The main concern I see, is that whatever repository that our releases are built from, is kept free from extraneous branches and tags, but even then, most DVCS allow easy branching to a new appropriate branch, and then the deletion of the original, without losing file history. So if we allow contributors to push to a central repo on hg.d.o or git.d.o, then we need to do access checks there to prevent bad tags and branches, so that bad tags can't be used to publish a release from.

Seems to me like there's alot of ways that we could try to setup something with a distributed system, and there are alot of more pressing questions than restricting branches and tags in users repos. Maybe this is just a semantic difference that I'm picking up on and we're really thinking the same thing. It's getting late here and I'll have another look at this tomorrow and hit IRC.

-Mike

P.S. One significant concern I have with Git, which I started looking at first today, before hitting Bazaar and Mercurial is the lack of a good Windows client (at least that's my understanding, I neither use, nor have a use for any form of Windows). However for my purposes and at least for Drupal as well, that would be a rather large problem. On the other hand TortoiseHG exists.
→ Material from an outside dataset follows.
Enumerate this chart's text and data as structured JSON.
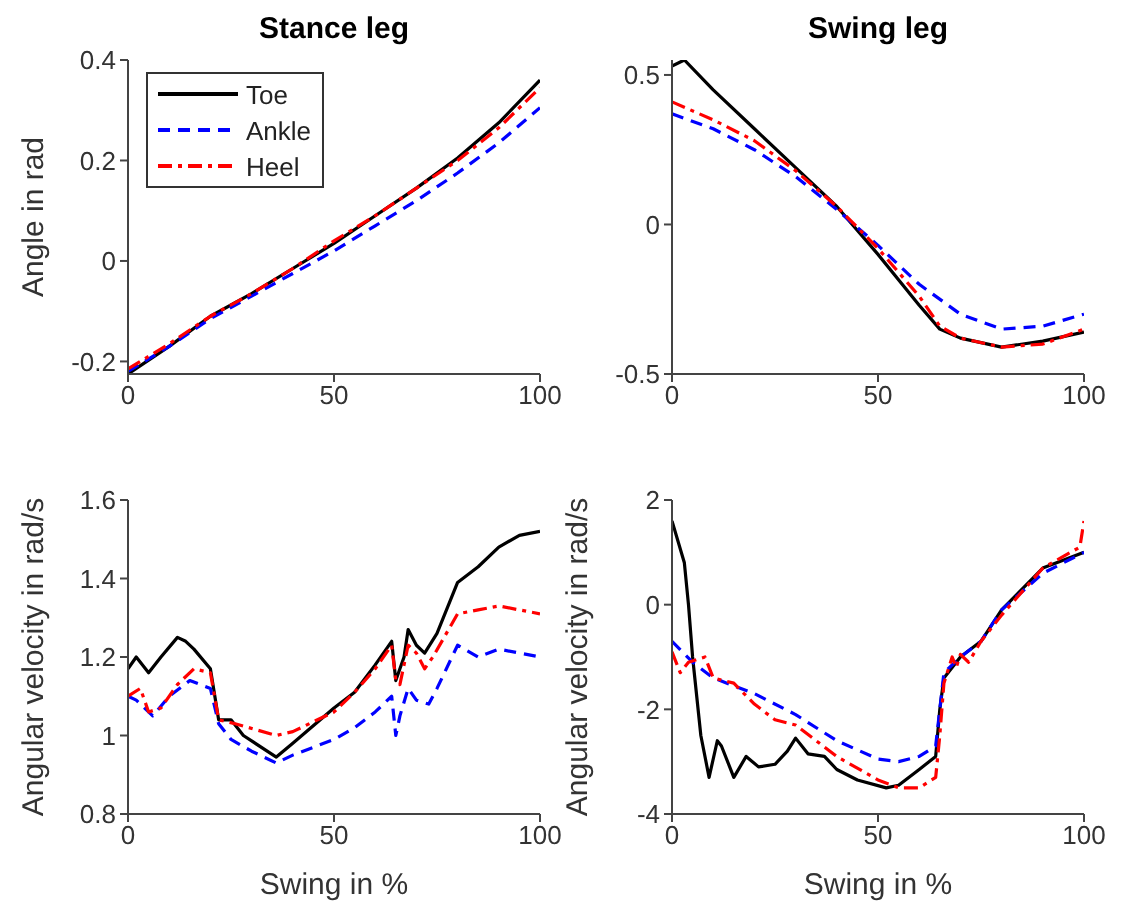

all your branch belong to us, harharhar

jpetso's picture

The thing is, it's not only YOUR repository, but it's also supposed to be used by hundreds of other developers in the Drupal world. Maybe not as project maintainer, maybe also not as patch provider, but at least they are going to download and test your project and maybe roll it out on their site from the version in the repository. dww's point is that while we don't want to artificially restrict project maintainers, we also want to reduce errors caused by inexperienced or lazy maintainers, plus the existence of such checks can make the whole ecosystem very predictable - say, you're an admin, and you can rely on the fact that each version that is compatible with Drupal 6.x will be named DRUPAL-6--*, and that the official repositories are not stuffed with working branches that are differently named in each project. More consistency, so to say.

So, in your private repository you can have any branches and tags that you like, we'll just be restricting the ones that are being pushed to the server, like, say, drupal.org. Optional setting for the admin, too. It's not quite DVCS style to handle it like that, and yes, there are more pressing concerns than this, but if it were to be rolled out on drupal.org then we'd need those restrictions. I don't like it either, but dww certainly demonstrated the need for having those.

I don't like it either, either. ;)

dww's picture

Note: in an ideal world, I wouldn't want this either. If we could trust every d.o code contributor to read the docs, understand the conventions, and get this right, I'd be thrilled. Life says otherwise.

I think we're in agreement

mikey_p's picture

I think we're on the same page here:

So, in your private repository you can have any branches and tags that you like, we'll just be restricting the ones that are being pushed to the server, like, say, drupal.org.

As I went to bed last night, I got a pretty good idea of how this could work. Each user has their own repo for each of their projects, and d.o has a repo for each project. The repo on d.o could maybe even have the branches already set up for each project (a DRUPAL-6--1 or DRUPAL-5) and not allow the creation of other branches, or have appropriate checks on creating new branches, and then its up to each developer to push from their stupid-content-tracker branch to d.o into say DRUPAL-6--1 branch.

Believe me, I have the utmost respect for our current repo maintainers, and don't want to create more work for them, but I do believe that fixing errors such as the erroneous branch names that popped up, will be easier with DVCS.